Dans son tableau suivant, «Transfiguration» - sa dernière et plus innovante contribution à la Renaissance italienne - il introduit un schéma narratif encore plus complexe : le triomphe du Christ est organisé sur un plan très similaire à celui utilisé dans le précédent Mariage de la Vierge à Brera. L’importance de ce tableau est d’autant plus grande que Raphaël, pour confondre les critiques de la cour pontificale qui l’accusaient d’exploiter le travail de ses élèves, a décidé de peindre la Transfiguration entièrement par lui-même.
La composition du tableau est extrêmement audacieuse : le plan central, révélé par la fente du rocher sur lequel sont allongés les apôtres, s’ouvre sur une grande spirale qui culmine dans une sphère symbolique contenant la vision ; il est relié au groupe du premier plan par un triangle de perspectives convergentes. La complexité symbolique et structurelle du tableau est masquée par l’intensité dramatique de la figure du Christ, qui fait écho au thème «de la vision», introduit pour la première fois dans la «Madone Sixtine».
Le travail sur le tableau a été interrompu par la mort de Raphaël, ce qui explique qu’il soit en grande partie l’œuvre d’élèves travaillant sans les conseils de leur maître. Lors des funérailles solennelles de Raphaël, organisées par la cour papale, ce tableau, inachevé mais éblouissant, était exposé à l’une des extrémités du corbillard.
Raphaël et les critiques
L’attitude des critiques à l’égard de Raphaël, de ses œuvres et de ses théories constitue l’un des chapitres les plus difficiles de l’histoire de l’art. De son vivant, son œuvre était reconnue dans l’ensemble de l’art et de la littérature, plus encore peut-être que celle de Michel-Ange. Après sa mort, cependant, la situation a changé de manière significative.
Son principal rival, Michel-Ange, vécut encore de nombreuses années et «la Vie des peintres de Vasari», largement acceptée comme texte officiel, plaça Michel-Ange au sommet de l’arbre artistique, si bien que la cote de Raphaël baissa. Il reçoit un soutien efficace du «Dialogo della Pittura» Dolce publié à Venise en 1557, et des jugements favorables d’Aretino et de Castiglione. Son statut n’est pas rehaussé par les travaux de ses élèves, notamment Giulio Romano, qui deviennent très vite des maniéristes agressifs.

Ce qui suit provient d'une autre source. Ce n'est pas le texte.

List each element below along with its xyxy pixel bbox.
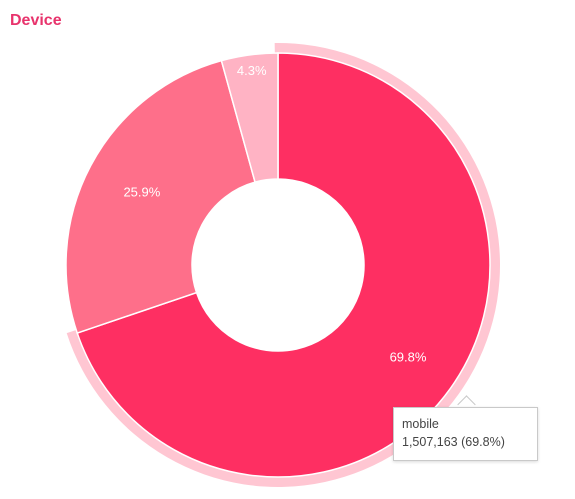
chart-title: Device: [10, 12, 62, 29]
pie-slice-2[interactable]: [65, 59, 256, 334]
tooltip-value: 1,507,163 (69.8%): [402, 435, 505, 449]
chart-tooltip: mobile 1,507,163 (69.8%): [393, 407, 538, 461]
slice-label-3: 4.3%: [237, 63, 267, 78]
tooltip-series-name: mobile: [402, 417, 439, 431]
slice-label-1: 69.8%: [390, 350, 427, 365]
slice-label-2: 25.9%: [123, 184, 160, 199]
pie-slice-1[interactable]: [76, 52, 491, 478]
pie-slice-3[interactable]: [220, 52, 279, 184]
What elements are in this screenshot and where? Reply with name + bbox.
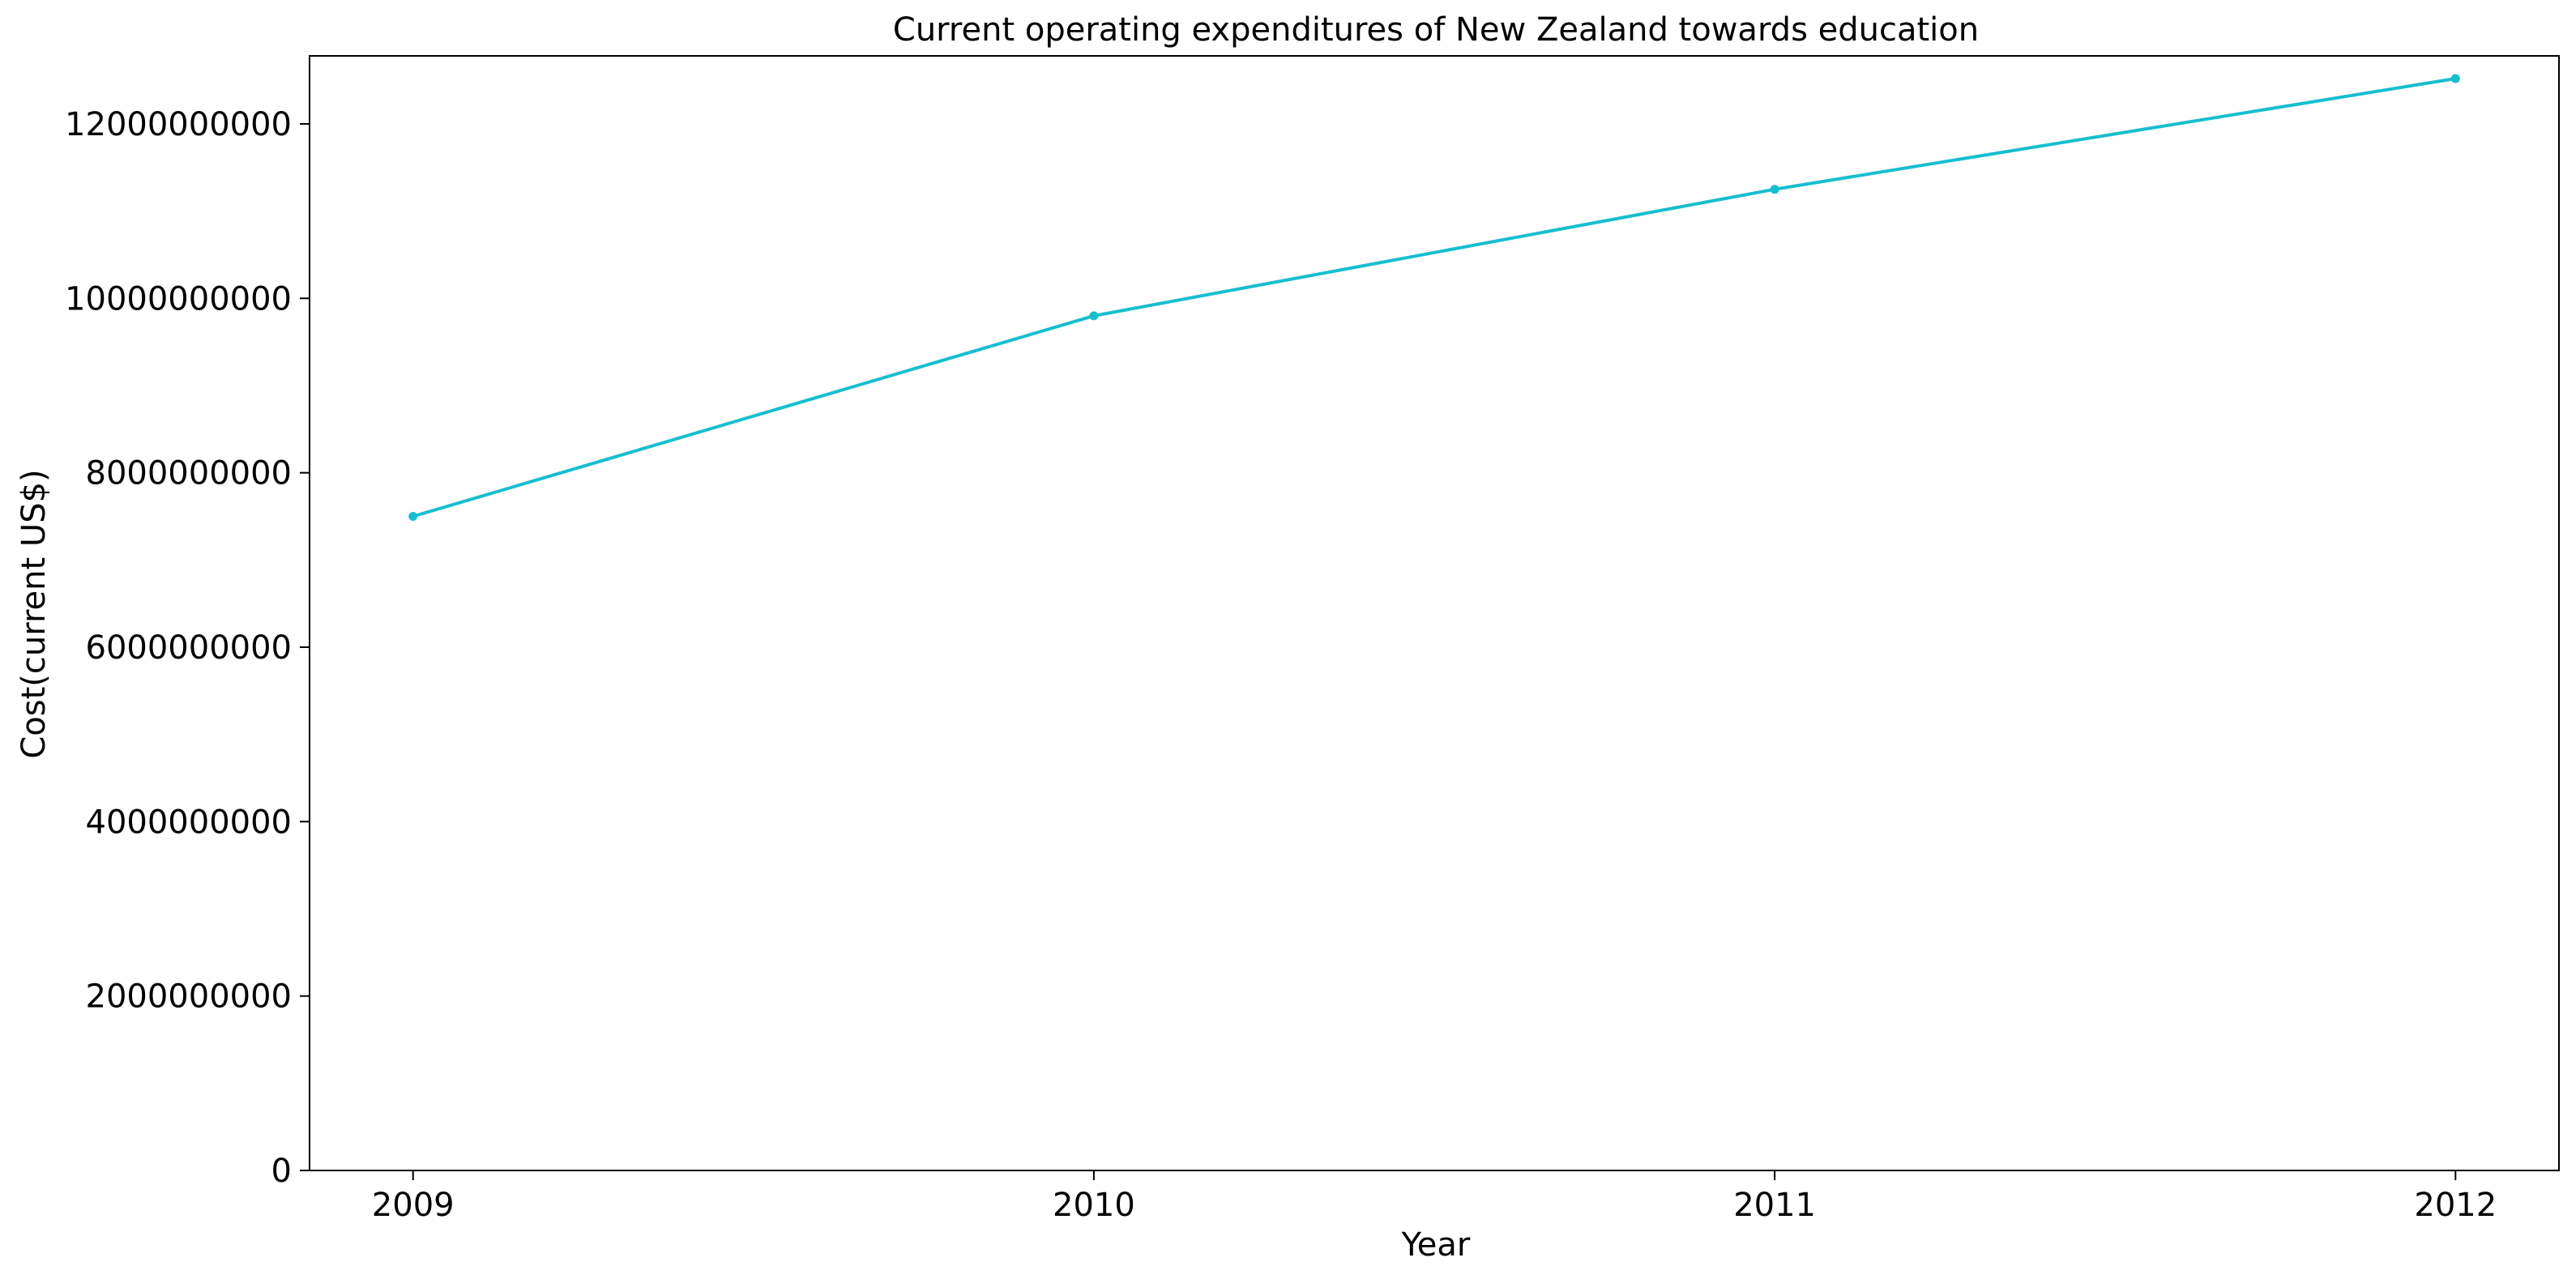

Ils finissent par adopter une technique picturale directement empruntée à Michel-Ange et non, comme Dolce l’avait prédit, au purisme et au classicisme de Raphaël. L’Académie de Bologne au XVIIe siècle, puis l’Académie romaine, ont fortement encouragé le retour de Raphaël dans le Parnasse des peintres. Ces académies voyaient en Raphaël l’un des plus sûrs remparts contre l’invasion baroque, et ce sont elles qui ont donné naissance à l’idéal «classique» qui a caractérisé le XVIIe siècle. Cet idéal «classique» sera le point de départ de théoriciens comme Bellori, mais aussi d’artistes comme Poussin (bien qu’il ait des doutes sur Raphaël) et Claude Lorrain.
Cette attitude à l’égard de Raphaël est restée constante dans la peinture, en particulier dans l’école romaine et bolonaise, tout au long du XVIIe siècle, et au XVIIIe siècle, elle est devenue une composante fondamentale de ce que l’on appelle le néoclassicisme. Les appels à l’exemple de Raphaël se retrouvent dans les œuvres d’écrivains et d’artistes tels que Winckelmann, Albarotti, Mengs et Reynolds, et culminent dans les éloges de Goethe.
L’avènement du romantisme entraîne naturellement un brusque changement d’opinion chez les artistes et les critiques. La réflexion et la mesure qui font partie intégrante de l’œuvre de Raphaël entrent en conflit avec la recherche romantique de la spontanéité, qui conduit à la redécouverte des primitifs italiens. Les œuvres de jeunesse de Raphaël, dans lesquelles l’intentionnalité est la moins évidente, restent en faveur.
Les œuvres de Raphaël sont exposées dans les plus grands musées d’art du monde entier.